To give anything less than your best is to sacrifice the gift.
The real competition is against the little voice inside you that wants to quit
It's very hard in the beginning to understand that the whole idea is not to beat the other runners. Eventually you learn that the competition is against the little voice inside you that wants you to quit.
The miracle isn't that I finished. The miracle is that I had the courage to start.
The best pace is a suicide pace, and today looks like a good day to die.
Good things come slow, especially in distance running.
Racing teaches us to challenge ourselves. It teaches us to push beyond where we thought we could go. It helps us to find out what we are made of. This is what we do. This is what it's all about.
Ask yourself: 'Can I give more?'. The answer is usually: 'Yes'.
When you put yourself on the line in a race and expose yourself to the unknown, you learn things about yourself that are very exciting.

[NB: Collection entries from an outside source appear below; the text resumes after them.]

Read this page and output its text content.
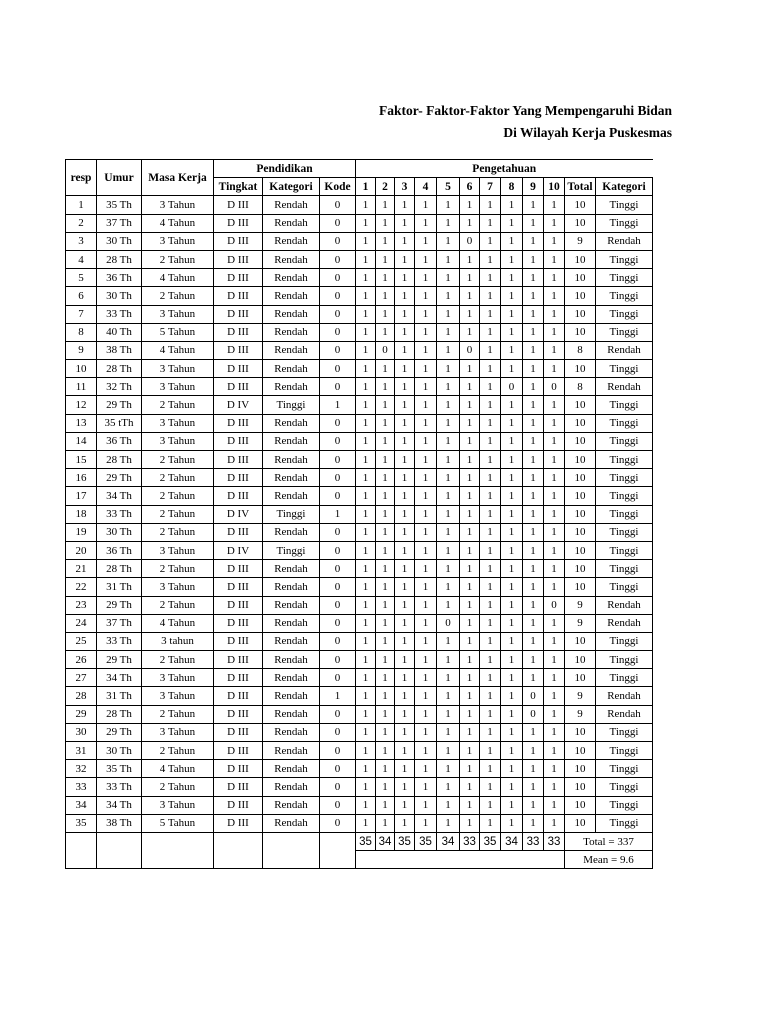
Faktor- Faktor-Faktor Yang Mempengaruhi Bidan
Di Wilayah Kerja Puskesmas
resp	Umur	Masa Kerja	Pendidikan			Pengetahuan											
			Tingkat	Kategori	Kode	1	2	3	4	5	6	7	8	9	10	Total	Kategori
1	35 Th	3 Tahun	D III	Rendah	0	1	1	1	1	1	1	1	1	1	1	10	Tinggi
2	37 Th	4 Tahun	D III	Rendah	0	1	1	1	1	1	1	1	1	1	1	10	Tinggi
3	30 Th	3 Tahun	D III	Rendah	0	1	1	1	1	1	0	1	1	1	1	9	Rendah
4	28 Th	2 Tahun	D III	Rendah	0	1	1	1	1	1	1	1	1	1	1	10	Tinggi
5	36 Th	4 Tahun	D III	Rendah	0	1	1	1	1	1	1	1	1	1	1	10	Tinggi
6	30 Th	2 Tahun	D III	Rendah	0	1	1	1	1	1	1	1	1	1	1	10	Tinggi
7	33 Th	3 Tahun	D III	Rendah	0	1	1	1	1	1	1	1	1	1	1	10	Tinggi
8	40 Th	5 Tahun	D III	Rendah	0	1	1	1	1	1	1	1	1	1	1	10	Tinggi
9	38 Th	4 Tahun	D III	Rendah	0	1	0	1	1	1	0	1	1	1	1	8	Rendah
10	28 Th	3 Tahun	D III	Rendah	0	1	1	1	1	1	1	1	1	1	1	10	Tinggi
11	32 Th	3 Tahun	D III	Rendah	0	1	1	1	1	1	1	1	0	1	0	8	Rendah
12	29 Th	2 Tahun	D IV	Tinggi	1	1	1	1	1	1	1	1	1	1	1	10	Tinggi
13	35 tTh	3 Tahun	D III	Rendah	0	1	1	1	1	1	1	1	1	1	1	10	Tinggi
14	36 Th	3 Tahun	D III	Rendah	0	1	1	1	1	1	1	1	1	1	1	10	Tinggi
15	28 Th	2 Tahun	D III	Rendah	0	1	1	1	1	1	1	1	1	1	1	10	Tinggi
16	29 Th	2 Tahun	D III	Rendah	0	1	1	1	1	1	1	1	1	1	1	10	Tinggi
17	34 Th	2 Tahun	D III	Rendah	0	1	1	1	1	1	1	1	1	1	1	10	Tinggi
18	33 Th	2 Tahun	D IV	Tinggi	1	1	1	1	1	1	1	1	1	1	1	10	Tinggi
19	30 Th	2 Tahun	D III	Rendah	0	1	1	1	1	1	1	1	1	1	1	10	Tinggi
20	36 Th	3 Tahun	D IV	Tinggi	0	1	1	1	1	1	1	1	1	1	1	10	Tinggi
21	28 Th	2 Tahun	D III	Rendah	0	1	1	1	1	1	1	1	1	1	1	10	Tinggi
22	31 Th	3 Tahun	D III	Rendah	0	1	1	1	1	1	1	1	1	1	1	10	Tinggi
23	29 Th	2 Tahun	D III	Rendah	0	1	1	1	1	1	1	1	1	1	0	9	Rendah
24	37 Th	4 Tahun	D III	Rendah	0	1	1	1	1	0	1	1	1	1	1	9	Rendah
25	33 Th	3 tahun	D III	Rendah	0	1	1	1	1	1	1	1	1	1	1	10	Tinggi
26	29 Th	2 Tahun	D III	Rendah	0	1	1	1	1	1	1	1	1	1	1	10	Tinggi
27	34 Th	3 Tahun	D III	Rendah	0	1	1	1	1	1	1	1	1	1	1	10	Tinggi
28	31 Th	3 Tahun	D III	Rendah	1	1	1	1	1	1	1	1	1	0	1	9	Rendah
29	28 Th	2 Tahun	D III	Rendah	0	1	1	1	1	1	1	1	1	0	1	9	Rendah
30	29 Th	3 Tahun	D III	Rendah	0	1	1	1	1	1	1	1	1	1	1	10	Tinggi
31	30 Th	2 Tahun	D III	Rendah	0	1	1	1	1	1	1	1	1	1	1	10	Tinggi
32	35 Th	4 Tahun	D III	Rendah	0	1	1	1	1	1	1	1	1	1	1	10	Tinggi
33	33 Th	2 Tahun	D III	Rendah	0	1	1	1	1	1	1	1	1	1	1	10	Tinggi
34	34 Th	3 Tahun	D III	Rendah	0	1	1	1	1	1	1	1	1	1	1	10	Tinggi
35	38 Th	5 Tahun	D III	Rendah	0	1	1	1	1	1	1	1	1	1	1	10	Tinggi
						35	34	35	35	34	33	35	34	33	33	Total = 337	
																Mean = 9.6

It does not matter how slowly you go as long as you do not stop.
Now if you are going to win any battle you have to do one thing. You have to make the mind run the body. Never let the body tell the mind what to do. The body will always give up. It is always tired morning, noon, and night. But the body is never tired if the mind is not tired. When you were younger the mind could make you dance all night, and the body was never tired... You've always got to make the mind take over and keep going.
Everything you need is already inside.
Make the mind run the body. Never let the body tell the mind what to do. The body will always give up.

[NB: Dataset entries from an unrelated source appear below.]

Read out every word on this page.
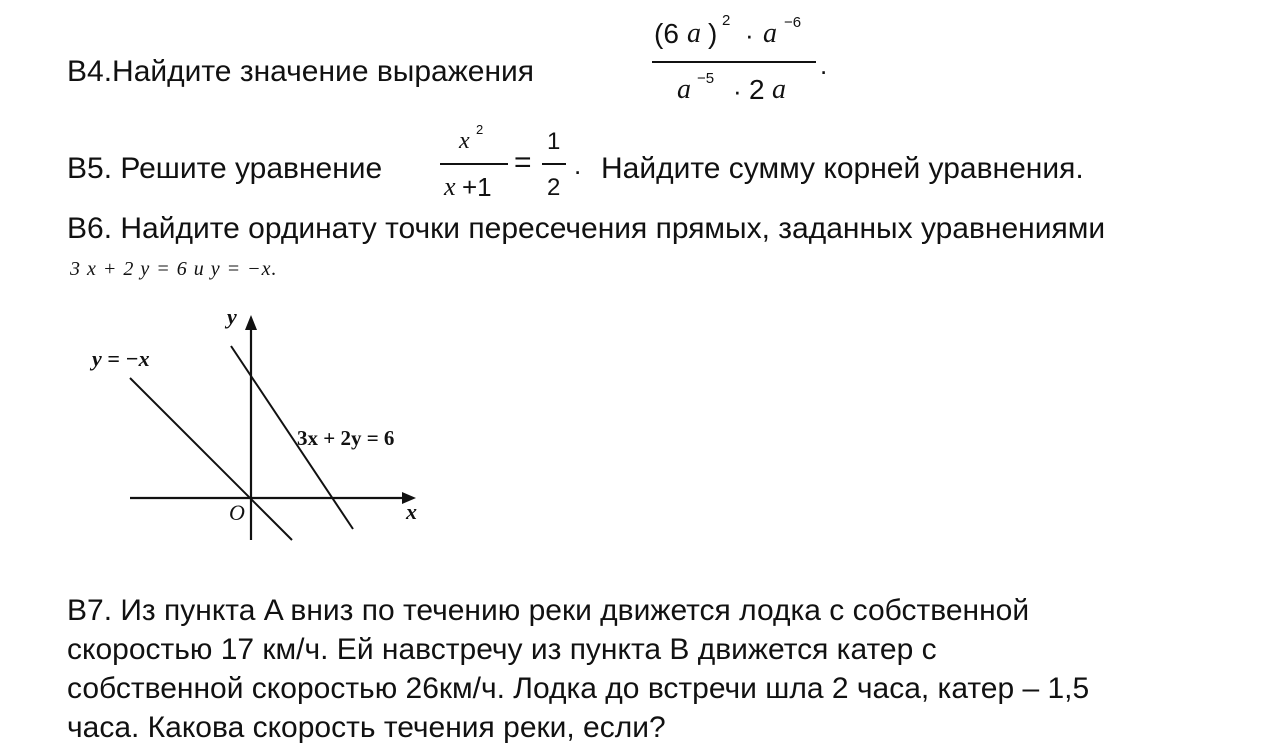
В4.Найдите значение выражения
(6 a ) 2 · a −6
.
a −5 · 2 a
В5. Решите уравнение
x 2
x +1
=
1
2
. Найдите сумму корней уравнения.
В6. Найдите ординату точки пересечения прямых, заданных уравнениями
3 x + 2 y = 6 и y = −x.
y
x
O
y = −x
3x + 2y = 6
В7. Из пункта A вниз по течению реки движется лодка с собственной
скоростью 17 км/ч. Ей навстречу из пункта B движется катер с
собственной скоростью 26км/ч. Лодка до встречи шла 2 часа, катер – 1,5
часа. Какова скорость течения реки, если?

No negative thoughts cross my mind on race day. When I look into their eyes, I know I'm going to beat them.
It's amazing how the same pace in practice can feel so much harder than on race day. Stay confident. Trust the process.
When I was 15, I had lucky underwear. When that failed, I had a lucky hairdo, then a lucky race number, even lucky race days. After 15 years, I've found the secret to success is hard work.
There are too many people on horseback today trying to prove themselves, trying to prepare, trying to get faster. They haven't discovered yet that it's not the fastest who make it to race day. You only have to be the fastest of those who are left.
I think for me I've always loved being in the water and I love training and I love being at the pool so you know it's not a chore for me to go training, but come race day I would never just train to train - I train to race.
Nutrition can make or break you on race day. It's not something you leave to chance. If you don't plan for it you're almost guaranteed to bonk.
Thanks to the race-day adrenaline rush, any pace will feel easier than normal. So make a conscious effort to hold back in the early miles.